As he sat on a bench overlooking the Pacific – its sparkling, its Technicolor blues, its beckoning and hypnotic disappearance at the horizon – his phone rang.

He fumbled it out of his pocket. “Hey, Jewels.”

“Yes?”

“Jack. Come to New York.”

“When?”

“Now.”

“What about here? What about the orchestration?”

“They did that already in New York.”

“Why am I here?”

“You mean why were you born?”

“Why am I in Los Angeles?”

“I don’t know. It was supposed to have been done there, but they must have found a quicker way to get it done here.”

“Who are they?”

“The people who manage this kind of thing, whoever they are. No big deal. Hop on a plane and come here for the board meeting.”

“Okay,” Jules said. He wondered how he would fare with these people, who exhibited the carelessness of great wealth.





Amina Belkacem


JULES CHOSE A WINDOW seat on the port side of the aircraft so that on his way east he would be able to look across the expansive landscape in north light. At 40,000 feet, two miles higher than Everest, the world below would seem at peace. In clear weather, the silent action – as if to confirm an intractable state of beneficence outside the realm of human affairs – would be of clouds and their shadows moving slowly across deserts, mountain ranges, prairies, and endless farmlands punctuated by thin exclamation points of almost immobile white smoke.

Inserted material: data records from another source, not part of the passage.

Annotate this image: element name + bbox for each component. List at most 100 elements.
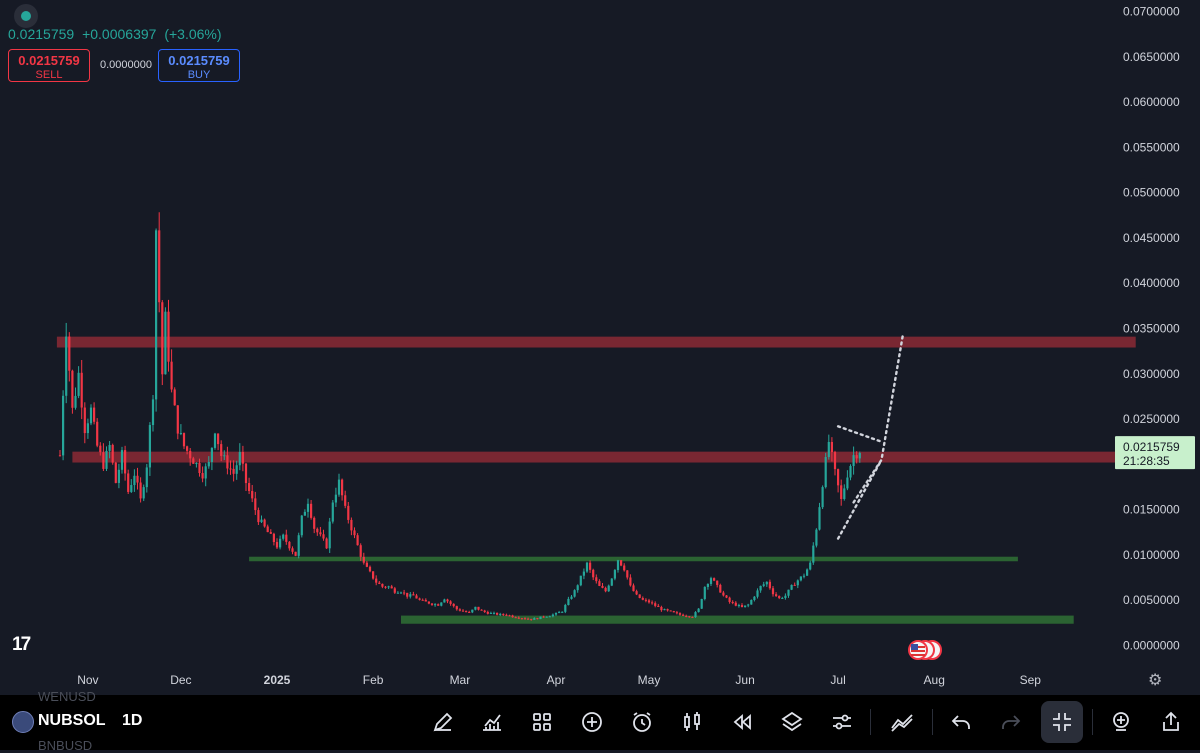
trendline-icon[interactable] [887,707,917,737]
candle [492,611,496,615]
pencil-icon[interactable] [428,707,458,737]
symbol-name[interactable]: NUBSOL [38,712,106,730]
candle [226,446,229,475]
candle [821,485,824,510]
alarm-icon[interactable] [627,707,657,737]
candle-body [155,230,158,400]
candle-body [641,597,644,600]
candle-body [626,570,629,578]
candle-body [635,591,638,595]
candle-body [629,577,632,586]
layers-icon[interactable] [777,707,807,737]
candle-body [282,534,285,539]
candle [393,586,396,594]
candle-body [120,450,124,470]
candle [595,574,598,584]
candle-body [353,530,356,536]
x-axis-label: Jul [830,673,845,687]
candle [610,578,613,587]
candle [725,595,728,599]
redo-icon[interactable] [996,707,1026,737]
chart-area[interactable]: 0.0700000 0.0650000 0.0600000 0.0550000 0.05… [0,0,1200,695]
candle-body [660,606,663,611]
candle-body [827,442,830,458]
chart-settings-icon[interactable]: ⚙ [1148,670,1162,690]
plus-icon[interactable] [577,707,607,737]
candle-body [753,596,756,601]
candle [254,491,257,515]
collapse-icon[interactable] [1041,701,1083,743]
candle-body [731,601,734,603]
candle [71,369,74,414]
candle [477,606,480,611]
last-price-value: 0.0215759 [1123,440,1180,454]
candle [607,584,610,592]
candle-body [759,585,762,591]
candle [434,603,437,607]
x-axis-label: Aug [924,673,945,687]
candle-body [573,590,576,597]
candle [626,570,629,580]
candle-body [486,611,489,614]
candle [461,609,465,612]
candle-body [585,562,589,572]
candle [409,592,412,599]
replay-icon[interactable] [727,707,757,737]
symbol-avatar[interactable] [12,711,34,733]
candle [285,529,288,545]
candle-body [111,445,114,463]
candle-body [424,599,427,602]
candle-body [458,609,461,611]
candle-body [496,612,499,615]
candle-body [651,602,654,604]
candle-body [229,468,232,470]
candle [641,596,644,601]
settings-sliders-icon[interactable] [827,707,857,737]
candle-body [604,587,607,592]
y-axis-label: 0.0500000 [1123,186,1180,200]
candle-body [310,503,313,518]
economic-events-icon[interactable] [908,640,942,662]
candle-body [762,584,765,586]
candle [74,387,77,410]
candle [251,484,254,503]
candle [155,228,158,412]
candle-body [855,455,858,459]
candle [331,499,334,524]
y-axis-label: 0.0400000 [1123,276,1180,290]
candle-body [257,510,260,523]
timeframe-button[interactable]: 1D [122,712,142,730]
price-chart[interactable]: 0.0700000 0.0650000 0.0600000 0.0550000 0.05… [0,0,1200,695]
grid-icon[interactable] [527,707,557,737]
indicators-icon[interactable] [477,707,507,737]
candle-body [303,511,306,516]
candle [644,598,647,603]
candle-body [663,609,666,611]
candle [784,593,787,600]
candle-body [62,395,65,456]
candles-icon[interactable] [677,707,707,737]
candle [80,359,83,420]
candle [629,574,632,587]
candle [260,515,263,524]
candle [682,613,685,617]
candle-body [167,311,170,362]
candle-body [502,613,505,615]
candle [167,299,170,372]
candle [486,610,489,615]
candle-body [189,450,192,459]
sell-button[interactable]: 0.0215759 SELL [8,49,90,82]
candle [356,533,359,546]
candle-body [737,605,740,607]
candle-body [610,578,613,586]
candle [303,509,306,516]
add-alert-icon[interactable] [1106,707,1136,737]
candle-body [598,581,601,586]
undo-icon[interactable] [946,707,976,737]
candle-body [89,407,93,424]
share-icon[interactable] [1156,707,1186,737]
candle [368,565,372,573]
y-axis-label: 0.0450000 [1123,231,1180,245]
candle [381,583,384,589]
buy-button[interactable]: 0.0215759 BUY [158,49,240,82]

When the plane was airborne with wheels retracted, but still in tight maneuvers before setting its course, a disembodied voice filled the cabin. Half the passengers looked into the air. As Moses could testify, rich, authoritative, disembodied voices are both comforting and disturbing.

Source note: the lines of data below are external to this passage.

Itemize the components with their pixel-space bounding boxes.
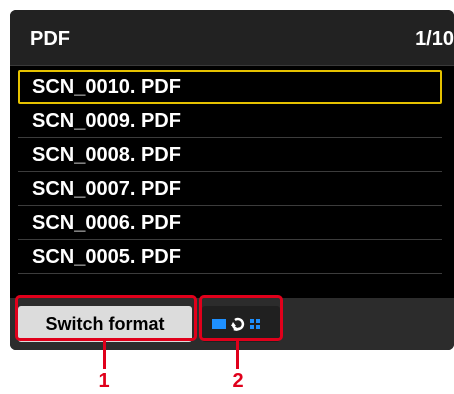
callout-number-2: 2 bbox=[232, 370, 244, 392]
callout-number-1: 1 bbox=[98, 370, 110, 392]
callout-line-2 bbox=[236, 341, 239, 369]
screen-header: PDF 1/10 bbox=[10, 10, 454, 66]
page-indicator: 1/10 bbox=[415, 28, 454, 50]
file-item[interactable]: SCN_0007. PDF bbox=[18, 172, 442, 206]
file-item[interactable]: SCN_0006. PDF bbox=[18, 206, 442, 240]
callout-line-1 bbox=[103, 341, 106, 369]
callout-box-switch-format bbox=[15, 295, 197, 341]
file-item[interactable]: SCN_0005. PDF bbox=[18, 240, 442, 274]
screen-title: PDF bbox=[30, 28, 70, 50]
file-item[interactable]: SCN_0009. PDF bbox=[18, 104, 442, 138]
callout-box-view-toggle bbox=[199, 295, 283, 341]
file-item[interactable]: SCN_0008. PDF bbox=[18, 138, 442, 172]
file-list: SCN_0010. PDF SCN_0009. PDF SCN_0008. PD… bbox=[10, 66, 454, 298]
file-item[interactable]: SCN_0010. PDF bbox=[18, 70, 442, 104]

“This is your captain speaking,” it said with the ease and authority of practice and command. “We have some weather in the Southwest, so we’re going to take a more northerly route to New York today. We think we can make up for the time that would normally be lost, by getting a boost from the jet stream, which is farther north than usual, and why on the southerly route there’s the heat and humidity making those storms. We’ll be in the jet stream twice as long as we would have been, and hope to get you to New York on time.